The new rate set was announced by Professor Njuguna Ndungu who is the Chairman of the the Monetary Policy Committee and it stands at 9.13 percent.

“This level of the KBRR will be effective from 8th July, 2014 until its next review in January 2015 (if conditions do not drastically change),” said Ndungu.

The new KBBR was informed by the Central Bank Rate and the weighted 2-month moving average of the 91-day Treasury bill rate after discussions with stakeholders , CBK and National Treasury held discussions.

“The KBRR was developed as part of the recommendations to enhance the supply of private sector credit and mortgage finance in Kenya by facilitating a transparent credit pricing framework. It will be the base rate for all commercial banks’ lending,” added Ndungu.

money_0081 Given that one of the components of the KBRR is the CBR, this framework is expected to enhance the transmission of monetary policy signals through commercial banks’ lending rates. It will be computed as an average of the CBR and the weighted 2-month moving average of the 91-day Treasury bill rates. The KBRR will be reviewed and announced by the CBK through MPC Press Releases after every six months (if conditions do not drastically change) from the effective date and operationalized through a Banking Circular.

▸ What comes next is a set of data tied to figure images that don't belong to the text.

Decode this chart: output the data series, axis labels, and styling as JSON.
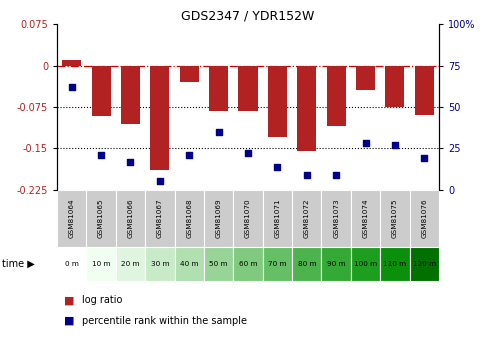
{
  "title": "GDS2347 / YDR152W",
  "samples": [
    "GSM81064",
    "GSM81065",
    "GSM81066",
    "GSM81067",
    "GSM81068",
    "GSM81069",
    "GSM81070",
    "GSM81071",
    "GSM81072",
    "GSM81073",
    "GSM81074",
    "GSM81075",
    "GSM81076"
  ],
  "time_labels": [
    "0 m",
    "10 m",
    "20 m",
    "30 m",
    "40 m",
    "50 m",
    "60 m",
    "70 m",
    "80 m",
    "90 m",
    "100 m",
    "110 m",
    "120 m"
  ],
  "log_ratio": [
    0.01,
    -0.092,
    -0.105,
    -0.19,
    -0.03,
    -0.082,
    -0.083,
    -0.13,
    -0.155,
    -0.11,
    -0.045,
    -0.075,
    -0.09
  ],
  "percentile": [
    62,
    21,
    17,
    5,
    21,
    35,
    22,
    14,
    9,
    9,
    28,
    27,
    19
  ],
  "bar_color": "#b22222",
  "dot_color": "#00008b",
  "ylim_left": [
    -0.225,
    0.075
  ],
  "ylim_right": [
    0,
    100
  ],
  "yticks_left": [
    0.075,
    0,
    -0.075,
    -0.15,
    -0.225
  ],
  "yticks_right": [
    100,
    75,
    50,
    25,
    0
  ],
  "hline_zero_color": "#cc0000",
  "hline_dotted_color": "black",
  "bar_width": 0.65,
  "sample_box_color": "#cccccc",
  "legend_bar_color": "#b22222",
  "legend_dot_color": "#00008b",
  "time_colors": [
    "#ffffff",
    "#f0fff0",
    "#e0f5e0",
    "#c8eac8",
    "#b0dfb0",
    "#98d498",
    "#80ca80",
    "#65bf65",
    "#4db44d",
    "#35a935",
    "#1e9e1e",
    "#0a900a",
    "#007000"
  ]
}
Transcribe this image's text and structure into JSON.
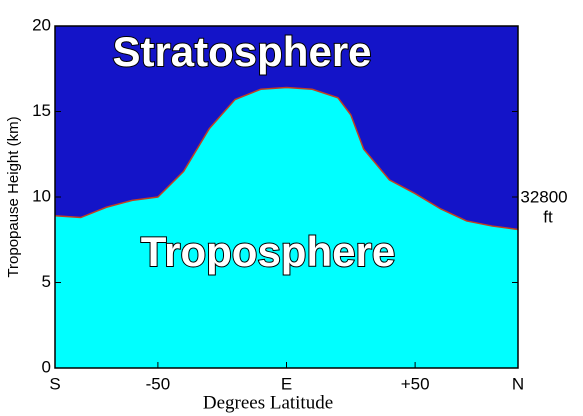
{
  "chart_data": {
    "type": "area",
    "ylabel": "Tropopause Height (km)",
    "xlabel": "Degrees Latitude",
    "upper_label": "Stratosphere",
    "lower_label": "Troposphere",
    "annotations": [
      "32800",
      "ft"
    ],
    "x": [
      -90,
      -80,
      -70,
      -60,
      -50,
      -40,
      -30,
      -20,
      -10,
      0,
      10,
      20,
      25,
      30,
      40,
      50,
      60,
      70,
      80,
      90
    ],
    "values": [
      8.9,
      8.8,
      9.4,
      9.8,
      10.0,
      11.5,
      14.0,
      15.7,
      16.3,
      16.4,
      16.3,
      15.8,
      14.8,
      12.8,
      11.0,
      10.2,
      9.3,
      8.6,
      8.3,
      8.1
    ],
    "color": "#00ffff",
    "background_color": "#1414c8",
    "edge_color": "#c04020",
    "xlim": [
      -90,
      90
    ],
    "ylim": [
      0,
      20
    ],
    "xticks": [
      {
        "value": -90,
        "label": "S"
      },
      -50,
      {
        "value": 0,
        "label": "E"
      },
      {
        "value": 50,
        "label": "+50"
      },
      {
        "value": 90,
        "label": "N"
      }
    ],
    "yticks": [
      0,
      5,
      10,
      15,
      20
    ]
  }
}
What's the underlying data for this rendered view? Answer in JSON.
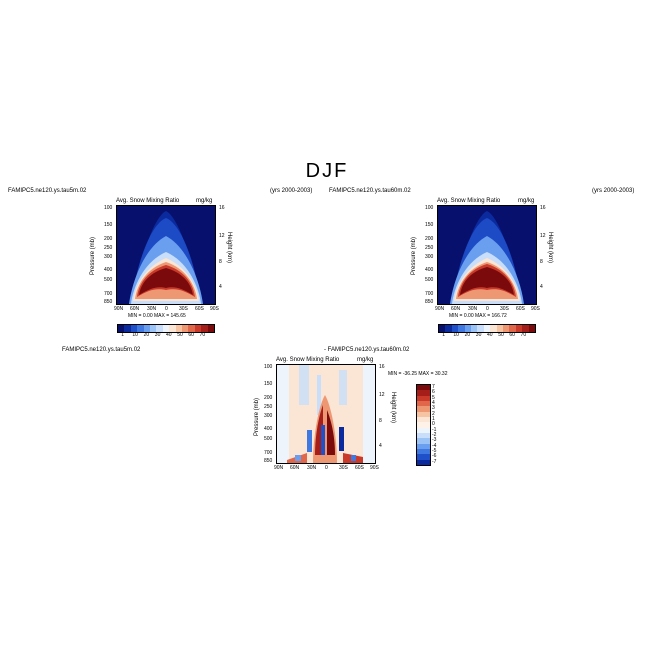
{
  "page": {
    "title": "DJF"
  },
  "colors": {
    "panel_scale": [
      "#08106e",
      "#0b2a9e",
      "#1f4fc9",
      "#3f78e0",
      "#6a9ff0",
      "#9cc3f6",
      "#c8defa",
      "#eef4fb",
      "#fbe5d5",
      "#f6c3a3",
      "#ee9873",
      "#e0674a",
      "#c93a2b",
      "#a51e1a",
      "#7a0a0c"
    ],
    "diff_scale": [
      "#7a0a0c",
      "#a51e1a",
      "#c93a2b",
      "#e0674a",
      "#ee9873",
      "#f6c3a3",
      "#fbe5d5",
      "#fdf1e8",
      "#eef4fb",
      "#c8defa",
      "#9cc3f6",
      "#6a9ff0",
      "#3f78e0",
      "#1f4fc9",
      "#0b2a9e"
    ]
  },
  "panels": [
    {
      "case": "FAMIPC5.ne120.ys.tau5m.02",
      "years": "(yrs 2000-2003)",
      "variable": "Avg. Snow Mixing Ratio",
      "units": "mg/kg",
      "stats": "MIN =   0.00   MAX = 145.65"
    },
    {
      "case": "FAMIPC5.ne120.ys.tau60m.02",
      "years": "(yrs 2000-2003)",
      "variable": "Avg. Snow Mixing Ratio",
      "units": "mg/kg",
      "stats": "MIN =   0.00   MAX = 166.72"
    }
  ],
  "diff": {
    "case_left": "FAMIPC5.ne120.ys.tau5m.02",
    "case_right": "- FAMIPC5.ne120.ys.tau60m.02",
    "variable": "Avg. Snow Mixing Ratio",
    "units": "mg/kg",
    "stats": "MIN = -36.25   MAX =  30.32"
  },
  "axes": {
    "ylabel": "Pressure (mb)",
    "y2label": "Height (km)",
    "pressure_ticks": [
      "100",
      "150",
      "200",
      "250",
      "300",
      "400",
      "500",
      "700",
      "850"
    ],
    "height_ticks": [
      "16",
      "12",
      "8",
      "4"
    ],
    "lat_ticks": [
      "90N",
      "60N",
      "30N",
      "0",
      "30S",
      "60S",
      "90S"
    ]
  },
  "colorbar_panel_labels": [
    "1",
    "10",
    "20",
    "30",
    "40",
    "50",
    "60",
    "70"
  ],
  "colorbar_diff_labels": [
    "7",
    "6",
    "5",
    "4",
    "3",
    "2",
    "1",
    "0",
    "-1",
    "-2",
    "-3",
    "-4",
    "-5",
    "-6",
    "-7"
  ],
  "chart_data": [
    {
      "type": "heatmap",
      "title": "Avg. Snow Mixing Ratio",
      "units": "mg/kg",
      "x_axis": [
        "90N",
        "60N",
        "30N",
        "0",
        "30S",
        "60S",
        "90S"
      ],
      "y_axis_pressure_mb": [
        100,
        150,
        200,
        250,
        300,
        400,
        500,
        700,
        850
      ],
      "min": 0.0,
      "max": 145.65,
      "colorbar_levels": [
        1,
        10,
        20,
        30,
        40,
        50,
        60,
        70
      ]
    },
    {
      "type": "heatmap",
      "title": "Avg. Snow Mixing Ratio",
      "units": "mg/kg",
      "x_axis": [
        "90N",
        "60N",
        "30N",
        "0",
        "30S",
        "60S",
        "90S"
      ],
      "y_axis_pressure_mb": [
        100,
        150,
        200,
        250,
        300,
        400,
        500,
        700,
        850
      ],
      "min": 0.0,
      "max": 166.72,
      "colorbar_levels": [
        1,
        10,
        20,
        30,
        40,
        50,
        60,
        70
      ]
    },
    {
      "type": "heatmap",
      "title": "Avg. Snow Mixing Ratio (difference)",
      "units": "mg/kg",
      "x_axis": [
        "90N",
        "60N",
        "30N",
        "0",
        "30S",
        "60S",
        "90S"
      ],
      "y_axis_pressure_mb": [
        100,
        150,
        200,
        250,
        300,
        400,
        500,
        700,
        850
      ],
      "min": -36.25,
      "max": 30.32,
      "colorbar_levels": [
        7,
        6,
        5,
        4,
        3,
        2,
        1,
        0,
        -1,
        -2,
        -3,
        -4,
        -5,
        -6,
        -7
      ]
    }
  ]
}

This new development comes in the wake of the introduction of the Annual Percentage Rate (APR) by the Kenya Bankers Association, which is another tool that customers will use to compare the total cost of borrowing apart from interest rates.

This will require  banks to provide loan applicants with a breakdown of the Total Cost of Credit in line with the Central Bank Prudential Guidelines.

The APR takes into account costs of the interest rate component; bank charges and fees; and third party costs, including legal fees, insurance costs, valuation fees, and government levies.